Shirley- can be read contrapuntally.
- published in 1849
- Looking at ways in which you can situate Shirley in relation to the Irish famine. (Raymond
Williams) >>> the Irish famine is disguised in the novel.
- Eagleton draws on psychoanalytic discourse- texts don’t know what they are about >>> there
is a disjunction between what a text seems to be about and what it is really about.
o Criticism has to look beneath the surface for meanings not known by the text.
- Bronte’s novel is concerned with class, industrialisation etc. >> but set earlier in 1811-1812,
towards the end of the Napoleonic wars.
- Also explores questions of gender, sexuality, marriage, women.
- HOWEVER ** the issues not spoken about directly are just as important- i.e. the silences.
*** Like the Irish Famine- started in 1845- killed over 1 million Irish, 2 million people exiled.
- Business of exodus and migration.
- Key Q: who is to blame? Was it a natural disaster? Perhaps, BUT English were implicated in
the famine and its consequences.
- Bronte’s father was of working class, Irish origins.
- There is an obsession in Shirley with food, meals, eating, drinking, starvation
- The w/c men in the novel are starved of food- deprived.
- The two heroines respond to patriarchal society with eating disorders.
- Food is used as a metaphor for the text > the romance-hungry reader wants something, BUT
before that has to read about class struggle, industrialisation etc- i.e. the first course must be
swallowed first.
o The food references carry a historical charge.
o The narrator withholds what the reader wants- starves/rations the romance.
- Hollows Mill- workers made redundant > exposed to poverty > this situation erupts into
violence > the mill suffers a full-scale attack.
- Neither Shirley nor Caroline are adequately sustained/nourished by society > seen in their
refusal to eat.
- There is a shadowy presence of the Irish famine in the metaphors of food and hunger.
o English as the norm- ‘others’ compared against the ‘norm’.
- Ironic naming- food connotations with Sweeting and Donne.
- Connections with Ireland in the novel e.g.

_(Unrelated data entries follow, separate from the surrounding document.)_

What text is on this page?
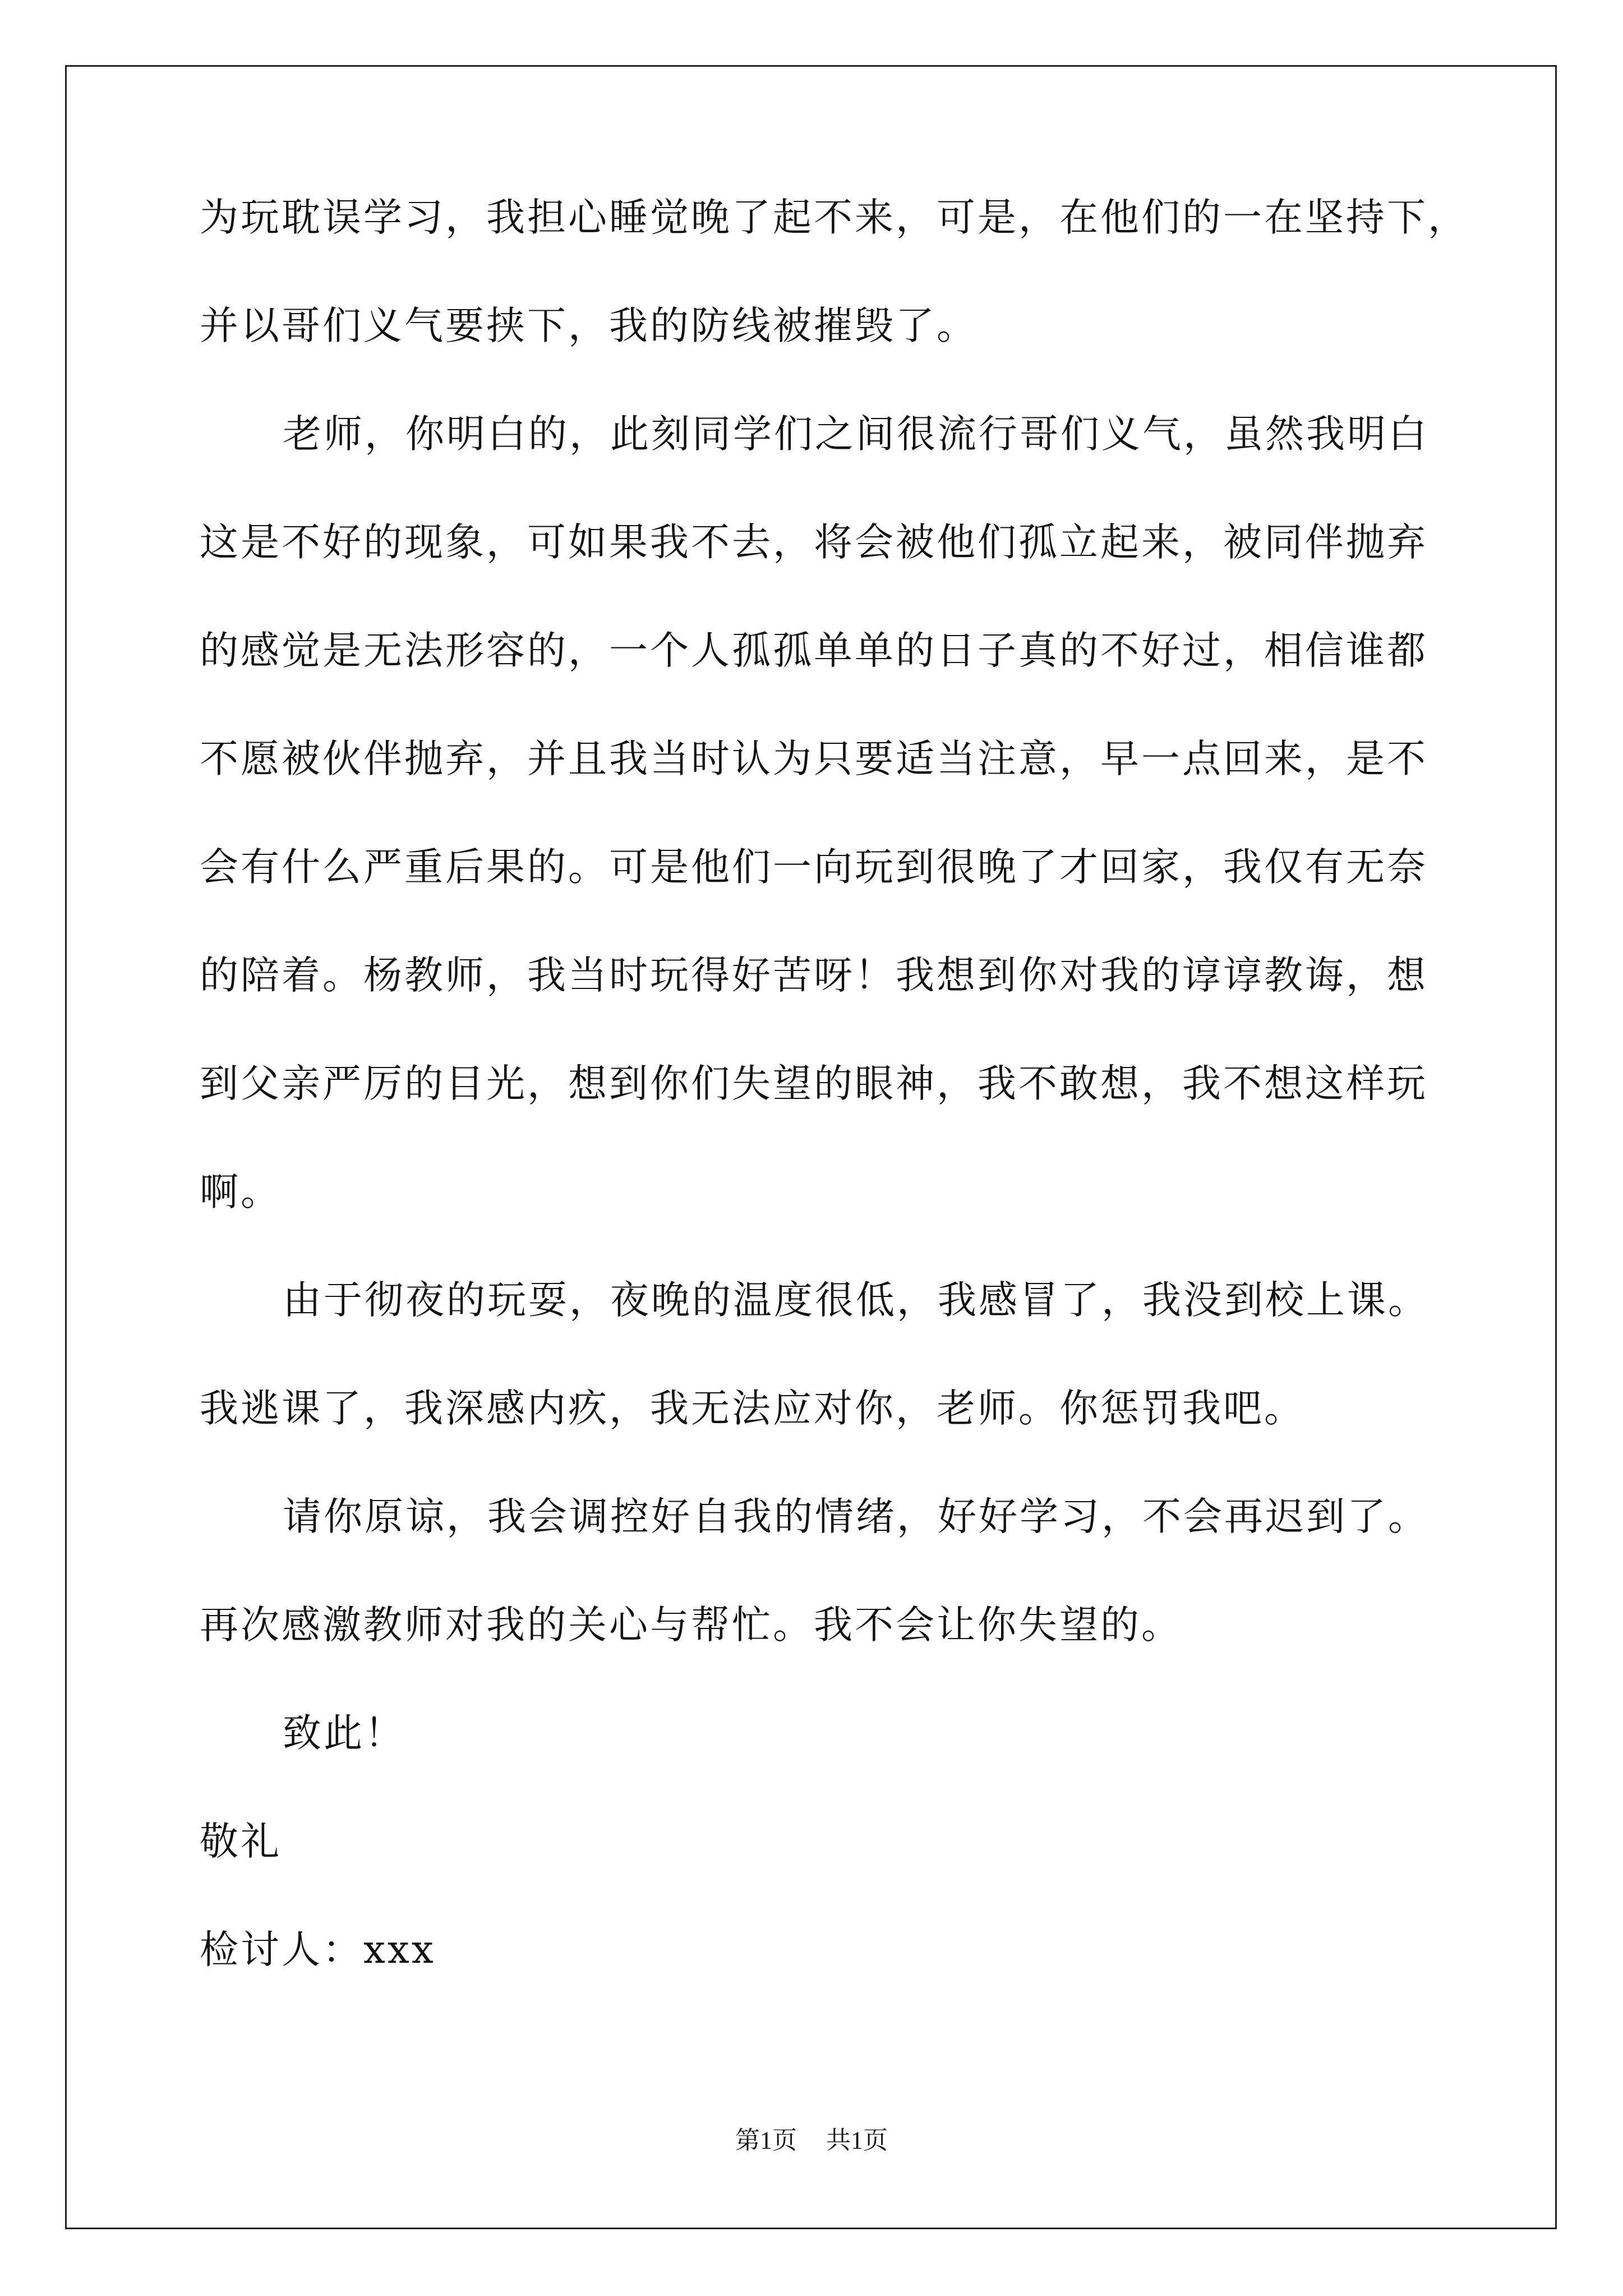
为玩耽误学习，我担心睡觉晚了起不来，可是，在他们的一在坚持下，
并以哥们义气要挟下，我的防线被摧毁了。
老师，你明白的，此刻同学们之间很流行哥们义气，虽然我明白
这是不好的现象，可如果我不去，将会被他们孤立起来，被同伴抛弃
的感觉是无法形容的，一个人孤孤单单的日子真的不好过，相信谁都
不愿被伙伴抛弃，并且我当时认为只要适当注意，早一点回来，是不
会有什么严重后果的。可是他们一向玩到很晚了才回家，我仅有无奈
的陪着。杨教师，我当时玩得好苦呀！我想到你对我的谆谆教诲，想
到父亲严厉的目光，想到你们失望的眼神，我不敢想，我不想这样玩
啊。
由于彻夜的玩耍，夜晚的温度很低，我感冒了，我没到校上课。
我逃课了，我深感内疚，我无法应对你，老师。你惩罚我吧。
请你原谅，我会调控好自我的情绪，好好学习，不会再迟到了。
再次感激教师对我的关心与帮忙。我不会让你失望的。
致此！
敬礼
检讨人：xxx
第1页 共1页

Catholics, Malone- an Irish curate, minor,
stereotypical character in the novel.
- contains pseudo-science of physiognomy as a way of establishing Malone’s Irishness BUT
also associated with North Americans and slaves. >>> highlights difficulty of Anglo-Irish
colonial relations.
o Primary occupation of curates- eating and drinking.

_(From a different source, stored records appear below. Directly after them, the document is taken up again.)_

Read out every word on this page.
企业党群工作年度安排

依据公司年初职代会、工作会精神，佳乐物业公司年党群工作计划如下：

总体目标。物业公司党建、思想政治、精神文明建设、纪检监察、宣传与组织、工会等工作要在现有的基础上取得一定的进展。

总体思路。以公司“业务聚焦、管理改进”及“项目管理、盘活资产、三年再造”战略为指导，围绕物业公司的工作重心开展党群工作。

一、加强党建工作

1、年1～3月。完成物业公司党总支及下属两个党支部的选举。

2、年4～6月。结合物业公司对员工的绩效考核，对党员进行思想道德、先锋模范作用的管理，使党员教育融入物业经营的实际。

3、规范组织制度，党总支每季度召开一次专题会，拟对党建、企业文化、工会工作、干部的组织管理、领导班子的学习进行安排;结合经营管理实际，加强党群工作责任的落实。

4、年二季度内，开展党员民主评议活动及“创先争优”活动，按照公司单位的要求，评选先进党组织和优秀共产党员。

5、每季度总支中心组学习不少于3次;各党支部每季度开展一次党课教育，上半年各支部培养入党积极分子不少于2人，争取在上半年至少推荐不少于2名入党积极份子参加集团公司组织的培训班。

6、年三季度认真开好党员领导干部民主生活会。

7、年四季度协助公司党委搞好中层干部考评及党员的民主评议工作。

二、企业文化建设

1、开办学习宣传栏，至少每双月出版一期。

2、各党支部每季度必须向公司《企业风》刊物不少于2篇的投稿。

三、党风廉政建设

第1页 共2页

o Charles Kingsley- disturbed by similarity of skin colour between Irish and English.
- Intertextual reference to Coriolanus- also represented in terms of food.
Gender:
Famine is written upon the bodies of the m/c females.
Caroline as a fading figure (Vol. 1, Ch. 5 first see her shadow)

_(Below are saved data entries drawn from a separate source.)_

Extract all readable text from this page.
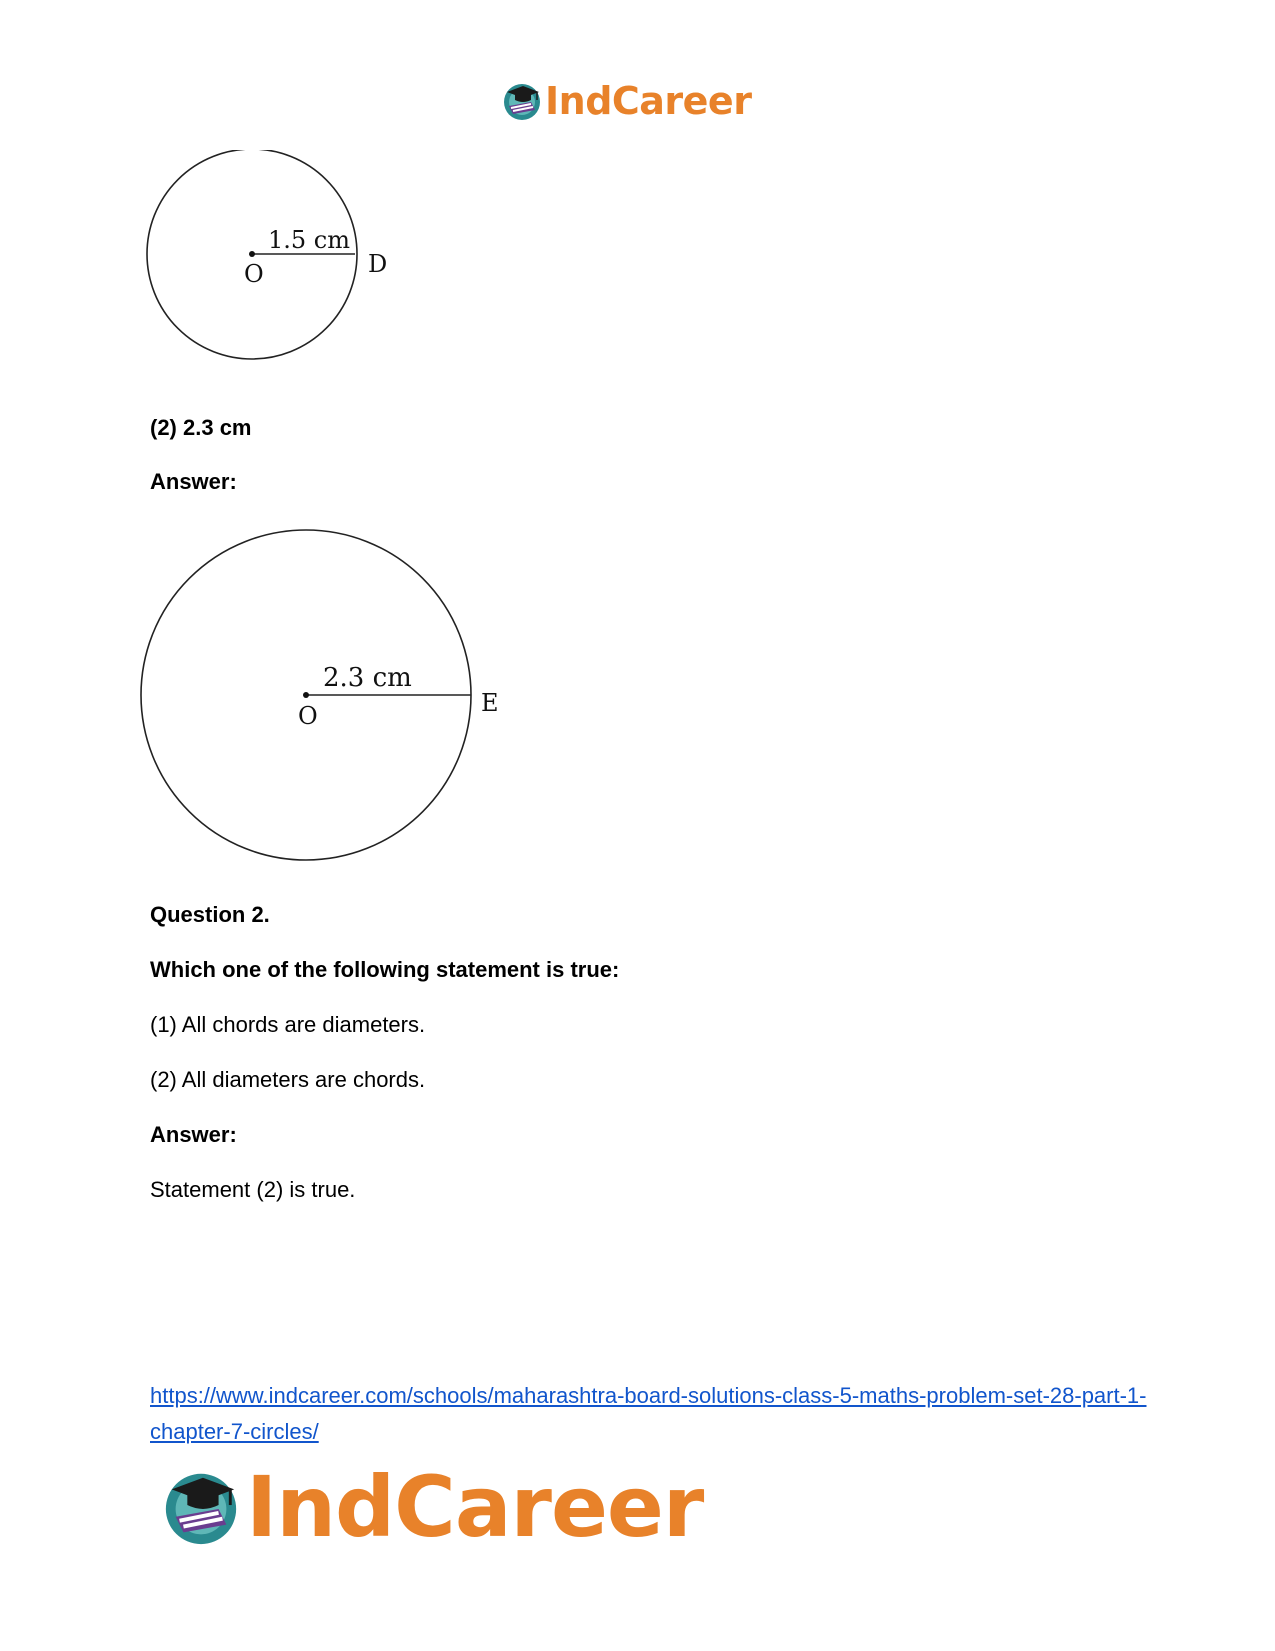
IndCareer
1.5 cm
O	D
(2) 2.3 cm
Answer:
2.3 cm
O	E
Question 2.
Which one of the following statement is true:
(1) All chords are diameters.
(2) All diameters are chords.
Answer:
Statement (2) is true.
https://www.indcareer.com/schools/maharashtra-board-solutions-class-5-maths-problem-set-28-part-1-chapter-7-circles/
IndCareer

Fading figure is initially associated with her unrequited love for Robert- leads to an inability to
eat- BUT illness nearly comes to death.
Problem is deeper than unrequited love- Caroline’s realities look bleak to her.
Question of female future- this shadow is what she becomes. Her illness is only cured by the
reunion/ dramatic re-encounter with her mother.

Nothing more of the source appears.